With the sensitivity of modern instruments like mass spectrometry, analyzing metabolites from fingertip sweat is not only feasible but highly effective. At Metabognostics, we analyze microscopic amounts of sweat—about 100 nL—from the fingertips.
The collection process is straightforward, requiring no patient pre-treatment or specialized training. It's a safe, fast, and non-invasive method, making it an ideal choice for metabolic monitoring and research.
Metabolic phenotyping is at the cutting edge of personalized medicine, aiming to identify key biomarkers that enhance well-being, diagnose diseases, guide therapy choices, and monitor treatment progress with unprecedented precision. This approach promises to transform clinical practice by offering tailored, data-driven insights that support precision medicine.

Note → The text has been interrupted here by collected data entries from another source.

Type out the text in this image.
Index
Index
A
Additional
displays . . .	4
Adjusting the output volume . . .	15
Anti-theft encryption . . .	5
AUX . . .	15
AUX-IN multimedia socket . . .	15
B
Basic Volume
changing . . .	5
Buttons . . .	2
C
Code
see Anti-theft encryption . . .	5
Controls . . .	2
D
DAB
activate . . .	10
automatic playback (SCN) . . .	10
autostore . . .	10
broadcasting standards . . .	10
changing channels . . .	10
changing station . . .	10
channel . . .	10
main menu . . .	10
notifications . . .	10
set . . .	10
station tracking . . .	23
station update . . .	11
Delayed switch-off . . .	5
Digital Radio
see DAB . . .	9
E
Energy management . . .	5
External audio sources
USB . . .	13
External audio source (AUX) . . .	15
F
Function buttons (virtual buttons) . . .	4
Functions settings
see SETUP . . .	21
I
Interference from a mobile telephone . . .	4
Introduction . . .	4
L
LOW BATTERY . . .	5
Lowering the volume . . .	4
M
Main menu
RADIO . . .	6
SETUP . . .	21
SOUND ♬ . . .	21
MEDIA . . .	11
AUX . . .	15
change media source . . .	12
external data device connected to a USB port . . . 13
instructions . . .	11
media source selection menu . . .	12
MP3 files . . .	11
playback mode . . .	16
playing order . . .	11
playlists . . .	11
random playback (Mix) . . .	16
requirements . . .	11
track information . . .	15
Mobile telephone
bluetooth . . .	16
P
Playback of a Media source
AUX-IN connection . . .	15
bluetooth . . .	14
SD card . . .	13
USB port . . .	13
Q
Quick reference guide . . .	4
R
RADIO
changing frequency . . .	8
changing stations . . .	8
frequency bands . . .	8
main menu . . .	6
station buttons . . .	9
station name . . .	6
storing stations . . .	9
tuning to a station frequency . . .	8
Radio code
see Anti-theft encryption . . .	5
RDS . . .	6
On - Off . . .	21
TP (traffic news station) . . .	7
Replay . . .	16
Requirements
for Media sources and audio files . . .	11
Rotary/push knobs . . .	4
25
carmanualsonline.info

Our innovative approach allows for the non-invasive collection of numerous data points from a single individual, enabling the interpretation of dynamic metabolic patterns crucial for advancing metabolic phenotyping. Using advanced mass spectrometry, we perform comprehensive biomolecule analysis, generating complex datasets that provide deep insights into ongoing biological processes.
By integrating various analytical workflows, we can identify molecular patterns through causal inference algorithms. These algorithms apply multiple constraints to interpret molecular data and link it to physiological processes, stress responses, or specific diseases and disorders.
Our revolutionary normalization strategy and scoring system, based on established reference values form the foundation for our application-specific software modules, delivering precision, accuracy, and actionable insights in metabolic phenotyping like never before.
Study Overview:
In two separate intervention studies, participants followed a caffeine- and theobromine-free diet for 12 to 72 hours before consuming a standardized cup of coffee or ingesting a caffeine capsule. Sweat samples were collected up to 20 times within 27 hours per participant, with the shortes sampling intervals as short as 15 minutes.
Key Findings:
Conclusion:
These proof-of-principle studies demonstrate Metabotip's ability to capture and analyze dynamic changes in metabolite levels in response to coffee consumption, showcasing its potential for detailed metabolic monitoring and assessment of physiological responses.
Since this first proof-of-principle experiment the technique has been further optimized, refined, and improved and is now available for routine application in precision medicine. In cooperation with the University Vienna, Faculty of Chemistry, Department of Analytical Chemistry, Metabognostics is continuously increasing the field of application.